Hundreds of patients a year will benefit from a new procedure that uses glue instead of open brain surgery for the treatment of head trauma.
The procedure, which was first performed in Ireland at Beaumont Hospital, will particularly benefit elderly patients with brain hemorrhages from low falls or other forms of trauma.
Rather than requiring surgery to open the skull so that the blood compressing the brain can be drained, the procedure known as middle meningeal artery compression (MMA) is minimally invasive.
An angiogram is done by inserting a needle into an artery in the groin or wrist. Thanks to this needle, a tube is passed inside the blood vessels under radiological control.
The glue is then injected into a blood vessel on the surface of the brain. This cuts off the blood supply to the area where the bleeding is occurring. As a result, the blood collection gradually resolves.
The intervention, performed by interventional neuroradiologists, could potentially help 250 to 300 head trauma patients per year, according to Prof. Mohsen Javadpour, consultant neurosurgeon at Beaumont.
Older people are at risk of bleeding on the surface of the brain, a condition known as subdural hematoma, because their veins are more fragile and can rupture with relatively minor trauma. The bleeding can last for days or weeks, compressing the brain and causing collapse or stroke-like symptoms, such as partial paralysis or loss of the ability to speak.
Open surgery, necessary to drain the collected blood, is risky and several operations may be necessary.
Last May Alfred Sloan, an 87-year-old man living near Kells, County Meath, became the first patient in Ireland to undergo the procedure, performed by doctors Sarah Power and Matt Crockett.
Alf is one of many patients whose care has been delayed due to the pandemic. In February 2020, he had a small fall and scratched his head, says his daughter Maria. âEven though the cut was slight, it didn’t heal. Because of Covid, we didn’t go to the doctor, and time has passed. “
By September of that year, when skin cancer was diagnosed, the wound had grown “from the size of a small room to that of a Yorkshire pudding”.

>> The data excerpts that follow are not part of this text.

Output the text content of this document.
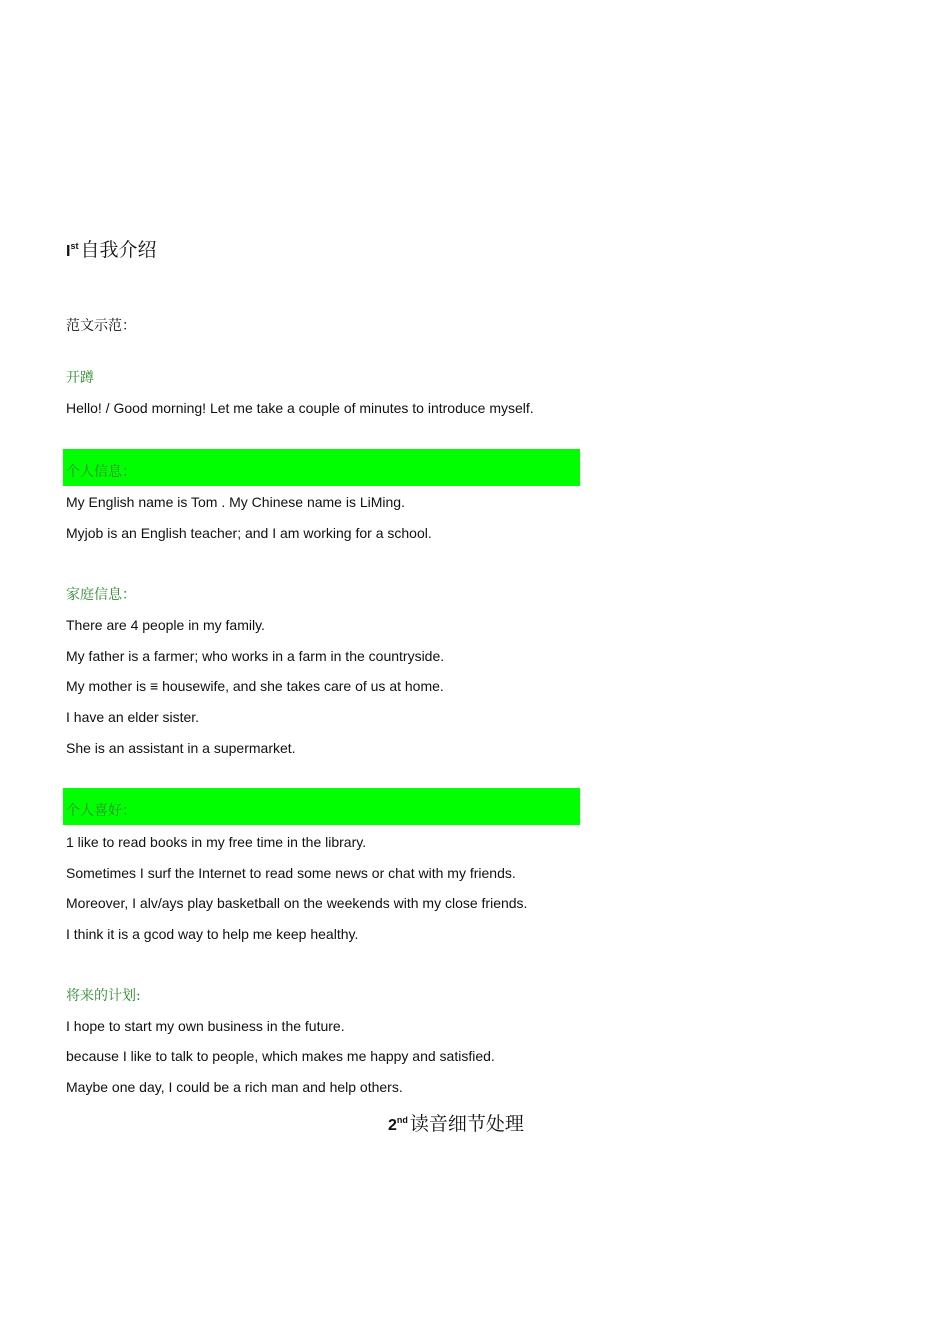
Ist 自我介绍
范文示范：
开蹲
Hello! / Good morning! Let me take a couple of minutes to introduce myself.
个人信息：
My English name is Tom . My Chinese name is LiMing.
Myjob is an English teacher; and I am working for a school.
家庭信息：
There are 4 people in my family.
My father is a farmer; who works in a farm in the countryside.
My mother is ≡ housewife, and she takes care of us at home.
I have an elder sister.
She is an assistant in a supermarket.
个人喜好：
1 like to read books in my free time in the library.
Sometimes I surf the Internet to read some news or chat with my friends.
Moreover, I alv/ays play basketball on the weekends with my close friends.
I think it is a gcod way to help me keep healthy.
将来的计划:
I hope to start my own business in the future.
because I like to talk to people, which makes me happy and satisfied.
Maybe one day, I could be a rich man and help others.
2nd 读音细节处理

The cancer was successfully treated with skin grafts on the back of his head and thigh, but earlier this year Alf’s balance and mobility deteriorated and he suffered several “Oscillations” and falls.
“At first we thought it was an effect of the antibiotics, but when he had a CT scan he showed two bleeds on his brain.”
Surgeons were unable to operate because of the healing skin cancer, so he was chosen for the new procedure. Despite his age and other conditions, everything went well.
âIt’s amazing how it worked. The blood dissipated and it came in leaps and bounds, âMaria says of her father.
“Subsequent CT scans showed that the collection of blood from the surface of the brain had resolved and that his last scan showed no recurrence,” according to Professor Javadpour.
Over the summer, the procedure was performed on a handful of additional patients with bleeding brains, most over the age of 65.
Only Beaumont Hospital and Cork University Hospital have specialist staff who can perform the procedure.
Beaumont is the state’s national neurosurgery center and its staff have strongly criticized the government’s decision to locate a new major trauma center at the nearby Mater Hospital.
As it stands, any Mater patient requiring MMA embolism should be transferred to Beaumont for the procedure, says Professor Javadpour.